Assessing Creativity in Text-to-Image Generation: A Quantitative Analysis using Structured Human Rating Metrics
DOI:
https://doi.org/10.15157/IJITIS.2025.8.2.355-373Keywords:
Text-to-Image Generation, Creativity Assessment, Human Evaluation, Midjourney, DALL•E 2, Stable Diffusion, Aesthetic Computing, Generative AI, Multimodal Models, Computational CreativityAbstract
This research examines the creativity of text-to-image (T2I) generation models using a systematic human rating framework to evaluate four important dimensions of creativity: originality, relevance, aesthetic appeal, and imaginativeness. The advanced development of generative AI tools DALL•E 2, Mid journey, and Stable Diffusion creates subjective barriers to measuring their creative output.

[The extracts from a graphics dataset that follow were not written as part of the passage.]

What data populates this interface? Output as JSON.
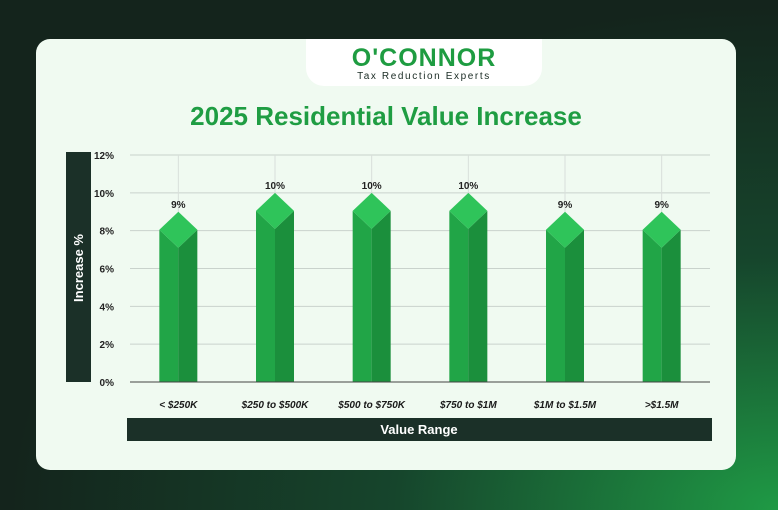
{
  "brand": {
    "name": "O'CONNOR",
    "tagline": "Tax Reduction Experts"
  },
  "colors": {
    "bar_front": "#21a547",
    "bar_side": "#1b8f3c",
    "bar_top": "#2fc45a",
    "axis_band": "#1b3028",
    "title": "#1f9d43",
    "grid": "#c9d2cc"
  },
  "chart_data": {
    "type": "bar",
    "title": "2025 Residential Value Increase",
    "xlabel": "Value Range",
    "ylabel": "Increase %",
    "categories": [
      "< $250K",
      "$250 to $500K",
      "$500 to $750K",
      "$750 to $1M",
      "$1M to $1.5M",
      ">$1.5M"
    ],
    "values": [
      9,
      10,
      10,
      10,
      9,
      9
    ],
    "data_labels": [
      "9%",
      "10%",
      "10%",
      "10%",
      "9%",
      "9%"
    ],
    "ylim": [
      0,
      12
    ],
    "yticks": [
      0,
      2,
      4,
      6,
      8,
      10,
      12
    ],
    "ytick_labels": [
      "0%",
      "2%",
      "4%",
      "6%",
      "8%",
      "10%",
      "12%"
    ],
    "grid": true,
    "legend": "none"
  }
}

This evaluation analyses 100 pictures generated by DALL•E 2 versus Midjourney versus Stable Diffusion through testing a wide spectrum of commands from various artistic domains. The evaluation demonstrates that Mid journey offers better artistic results than DALL•E 2 and Stable Diffusion when comparing artistic achievements between the models. DALL•E 2 stands out for its relevance because it produces prompts with extremely strong semantic alignment to the provided instructions. The total creativity score for Stable Diffusion falls below its rivals but the model presents occasional improvements in originality. The framework quality shows itself through high agreement among evaluators. The evaluation needs multiple assessment methods to identify distinctive creative abilities of T2I models while providing important guidance for AI development in creative domains in the future. The research has established comprehensive evaluation standards that future investigations in creative AI must follow because of the essential need for methodological rigor.